On either side the forces numbered between seventy and eighty thousand men: but the French were superior in guns and cavalry, and a large part of Wellington's force consisted of Belgian levies who broke and fled at the outset of the fight. A fierce attack upon Hougomont opened the battle at eleven; but it was not till midday that the corps of D'Erlon advanced upon the centre near La Haye Sainte, which from that time bore the main brunt of the struggle. Never has greater courage, whether of attack or endurance, been shown on any field than was shown by both combatants at Waterloo. The columns of D'Erlon, repulsed by the English foot, were hurled back in disorder by a charge of the Scots Greys; but the victorious horsemen were crushed in their turn by the French cuirassiers, and the mass of the French cavalry, twelve thousand strong, flung itself in charge after charge on the English front, carrying the English guns and sweeping with desperate bravery round the unbroken squares whose fire thinned their ranks. With almost equal bravery the French columns of the centre again advanced, wrested at last the farm of La Haye Saintefrom their opponents,and pushed on vigorously though in vain under Ney against the troops in its rear.

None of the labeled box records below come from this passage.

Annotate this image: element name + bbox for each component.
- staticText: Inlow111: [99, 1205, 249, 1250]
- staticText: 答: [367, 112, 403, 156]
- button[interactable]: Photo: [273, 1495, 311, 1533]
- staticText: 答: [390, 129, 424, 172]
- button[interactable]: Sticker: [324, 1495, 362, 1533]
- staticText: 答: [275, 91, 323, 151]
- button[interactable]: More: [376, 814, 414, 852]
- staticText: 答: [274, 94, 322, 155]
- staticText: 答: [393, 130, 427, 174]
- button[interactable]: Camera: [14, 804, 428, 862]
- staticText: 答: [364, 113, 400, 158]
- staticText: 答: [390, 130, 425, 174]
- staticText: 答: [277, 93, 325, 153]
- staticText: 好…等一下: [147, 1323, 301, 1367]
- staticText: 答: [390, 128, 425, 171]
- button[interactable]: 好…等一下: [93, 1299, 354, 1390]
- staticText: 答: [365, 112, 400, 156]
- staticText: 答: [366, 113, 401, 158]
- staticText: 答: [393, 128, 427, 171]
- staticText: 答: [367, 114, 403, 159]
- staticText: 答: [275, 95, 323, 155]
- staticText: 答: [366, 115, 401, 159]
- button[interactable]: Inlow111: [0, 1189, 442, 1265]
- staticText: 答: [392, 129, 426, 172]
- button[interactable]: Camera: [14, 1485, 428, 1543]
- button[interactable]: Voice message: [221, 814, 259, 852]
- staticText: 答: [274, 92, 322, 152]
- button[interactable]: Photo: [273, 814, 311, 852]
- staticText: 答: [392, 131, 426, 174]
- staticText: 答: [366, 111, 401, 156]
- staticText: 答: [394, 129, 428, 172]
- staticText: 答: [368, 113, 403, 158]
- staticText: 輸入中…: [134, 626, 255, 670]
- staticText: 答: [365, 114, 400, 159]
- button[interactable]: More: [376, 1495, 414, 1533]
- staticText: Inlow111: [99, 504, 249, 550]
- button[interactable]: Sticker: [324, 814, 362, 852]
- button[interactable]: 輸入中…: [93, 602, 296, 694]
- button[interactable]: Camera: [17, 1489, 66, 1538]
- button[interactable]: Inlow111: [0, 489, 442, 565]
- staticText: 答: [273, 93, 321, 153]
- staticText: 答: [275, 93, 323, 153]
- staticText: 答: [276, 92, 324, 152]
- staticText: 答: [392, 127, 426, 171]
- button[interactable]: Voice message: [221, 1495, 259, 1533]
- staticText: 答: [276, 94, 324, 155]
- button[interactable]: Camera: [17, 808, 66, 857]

But meanwhile every hour was telling against Napoleon. To win the battle he must crush the English army before Blucher joined it; and the English army was still uncrushed. Terrible as was his loss, and many of his regiments were reduced to a mere handful of men, Wellington stubbornly held his ground while the Prussians, advancing from Wavre through deep and miry forest roads, were slowly gathering to his support, disregarding the attack on their rear by which Grouchy strove to hold them back from the field. At half-past four their advanced guard deployed at last from the woods; but the main body was far behind, and Napoleon was still able to hold his ground against them till their increasing masses forced him to stake all on a desperate effort against the English front. The Imperial Guard - his only reserve, and which had as yet taken no part in the battle - was drawn up at seven in two huge columns of attack. The first, with Ney himself at its head, swept all before it as it mounted the rise beside La Haye Sainte, on which the thin English line still held its ground, and all but touched the English front when its mass, torn by the terrible fire of musketry with which it was received, gave way before a charge.

The second, three thousand strong, advanced with the same courage over the slope near Hougomont, only to be repulsed and shattered in its turn. At the moment when these masses fell slowly and doggedly back down the fatal rise, the Prussians pushed forward on Napoleon's right, their guns swept the road to Charleroi, and Wellington seized the moment for a general advance. From that hour all was lost. Only the Guard stood firm in the wreck of the French army; and though darkness and exhaustion checked the English in their pursuit of the broken troops as they hurried from the field, the Prussian horse continued the chase through the night. Only forty thousand Frenchmen with some thirty guns recrossed the Sambre, while Napoleon himself fled hurriedly to Paris. His second abdication was followed by the triumphant entry of the English and Prussian armies into the French capital; and the long war ended with his exile to St. Helena, and the return of Lewis the Eighteenth to the throne of the Bourbons.